Last year, Sarah Keepers and her husband James Hull bought a "unique" plywood chair from a garage sale for just $5.

The Littleton, Colorado, couple didn't know they were buying a Herman Miller original worth thousands.

"We just liked the chair because it had a unique look and seemed to have character," Keepers, who co-owns the resale business "The Shabby Chic" with her husband, told KDVR. "I was about to donate the chair to the Goodwill, but something told me to check out the silver decal label underneath the chair. When I did, it had the designer's name…Charles and Rae Eams and the Herman Miller brand name right there for all to see."

Carie Mueller, a manager of the Herman Miller Workplace Resources office in Denver, confirmed that the chair was built by the famous furniture designer.

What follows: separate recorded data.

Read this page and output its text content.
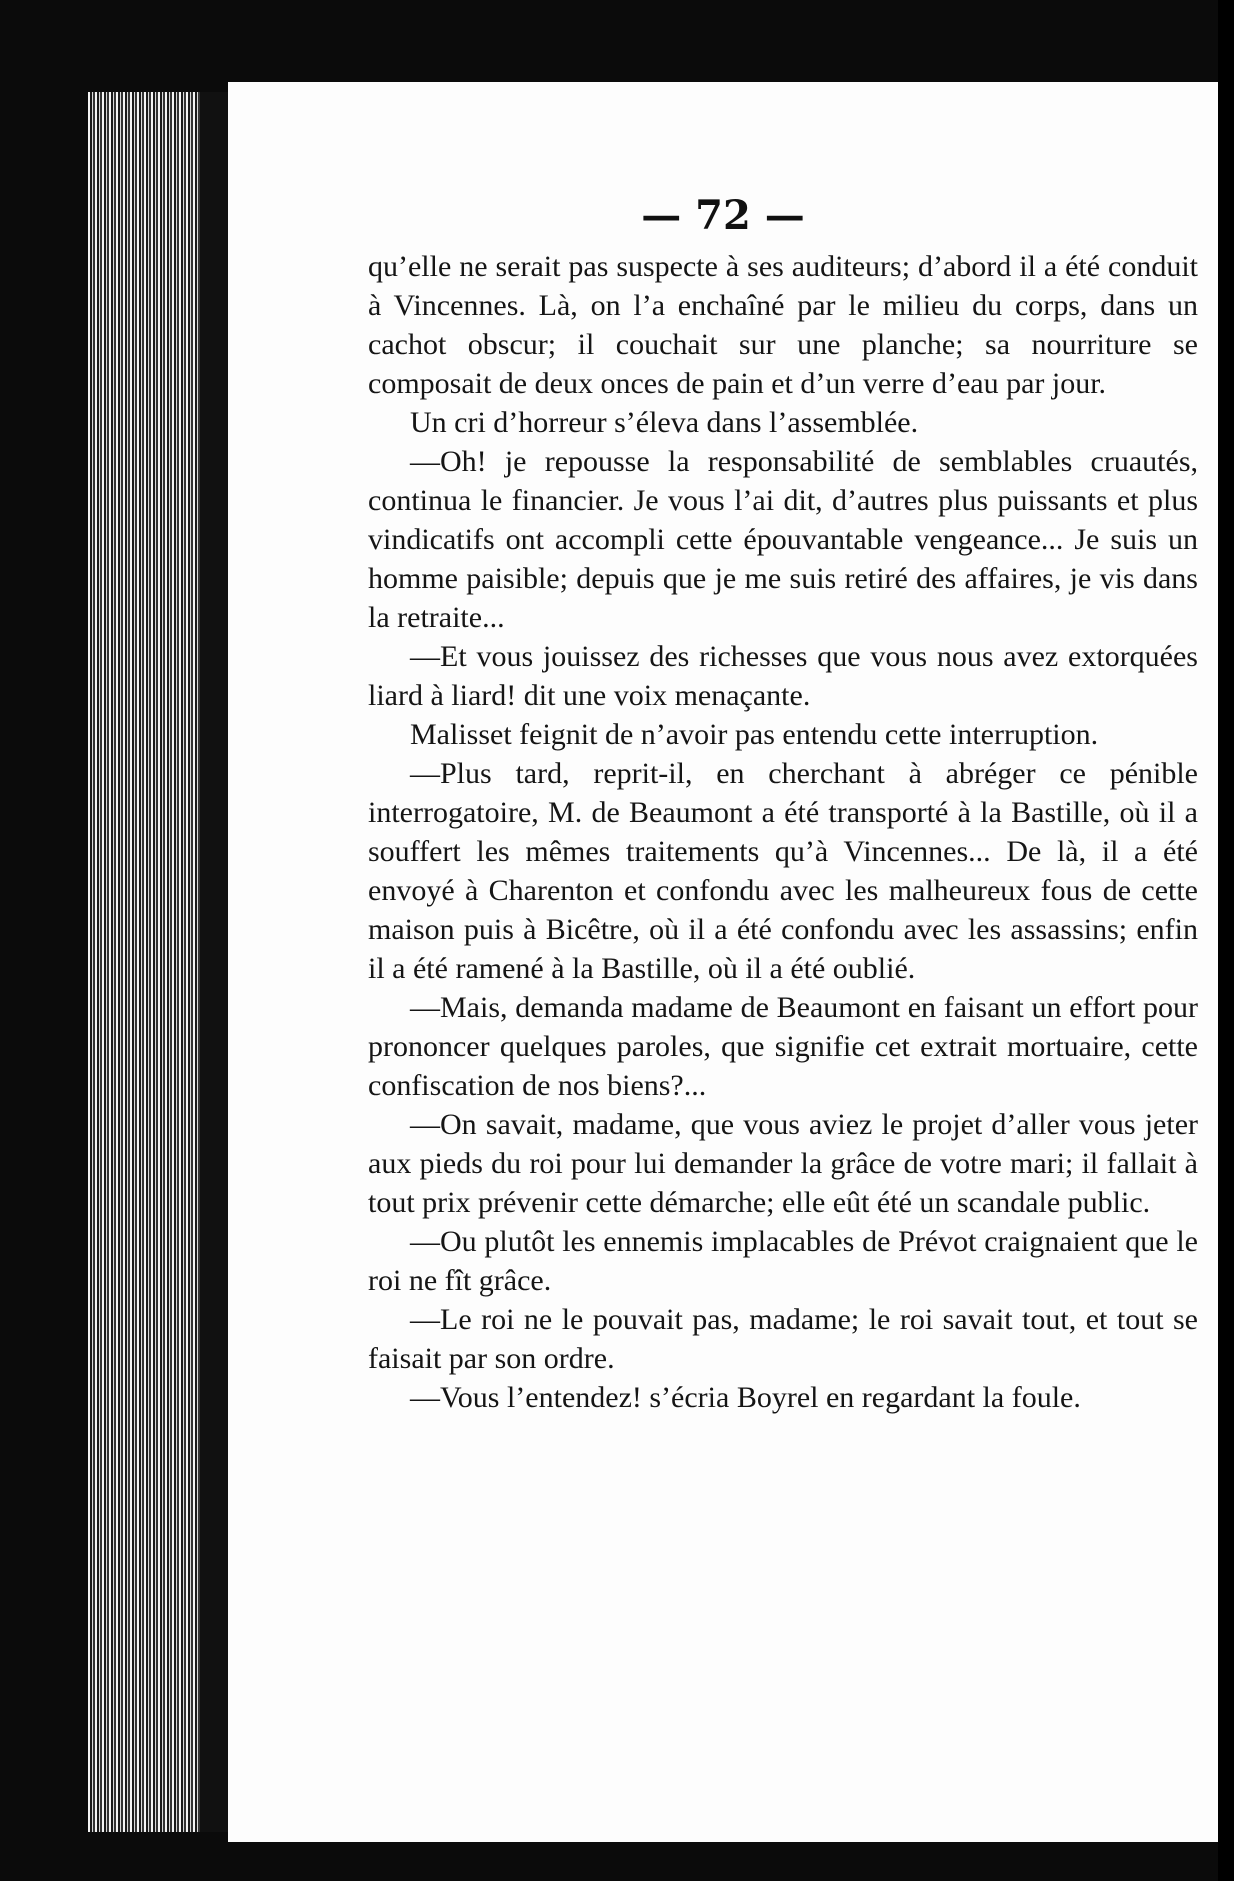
— 72 —

qu’elle ne serait pas suspecte à ses auditeurs; d’abord il a été conduit à Vincennes. Là, on l’a enchaîné par le milieu du corps, dans un cachot obscur; il couchait sur une planche; sa nourriture se composait de deux onces de pain et d’un verre d’eau par jour.

Un cri d’horreur s’éleva dans l’assemblée.

—Oh! je repousse la responsabilité de semblables cruautés, continua le financier. Je vous l’ai dit, d’autres plus puissants et plus vindicatifs ont accompli cette épouvantable vengeance... Je suis un homme paisible; depuis que je me suis retiré des affaires, je vis dans la retraite...

—Et vous jouissez des richesses que vous nous avez extorquées liard à liard! dit une voix menaçante.

Malisset feignit de n’avoir pas entendu cette interruption.

—Plus tard, reprit-il, en cherchant à abréger ce pénible interrogatoire, M. de Beaumont a été transporté à la Bastille, où il a souffert les mêmes traitements qu’à Vincennes... De là, il a été envoyé à Charenton et confondu avec les malheureux fous de cette maison puis à Bicêtre, où il a été confondu avec les assassins; enfin il a été ramené à la Bastille, où il a été oublié.

—Mais, demanda madame de Beaumont en faisant un effort pour prononcer quelques paroles, que signifie cet extrait mortuaire, cette confiscation de nos biens?...

—On savait, madame, que vous aviez le projet d’aller vous jeter aux pieds du roi pour lui demander la grâce de votre mari; il fallait à tout prix prévenir cette démarche; elle eût été un scandale public.

—Ou plutôt les ennemis implacables de Prévot craignaient que le roi ne fît grâce.

—Le roi ne le pouvait pas, madame; le roi savait tout, et tout se faisait par son ordre.

—Vous l’entendez! s’écria Boyrel en regardant la foule.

"To find an antique like that an original for $5 is an amazing deal," said Mueller.

The Plywood Chair, the name it was given when it went into the Museum of Modern Art's permanent collection, is considered a mid-century modern-design icon, made of bended plywood.

Herman Miller didn't design the chairs. His son, J.D. Dupree, ran the furniture company Miller funded — and hired designers Charles and Ray Eames to build lightweight leg splints for the military in the '40s.

"The Eams were the first inventors to come up with a system to heat and bend plywood into unique shapes and designs," Mueller told KDVR. "They began their work with the U.S. Navy who needed a lightweight, leg cast and with metal in short supply following World War II, using plywood did the trick. What they learned making the cast, helped them come up with the Plywood Chair."

"When that chair was introduced in 1946, it right away went into the permanent collection of the Museum of Modern Art," Mueller told KSDK.

In the past, these Plywood Chairs have sold for between $14,000 and $150,000, KDSK reported.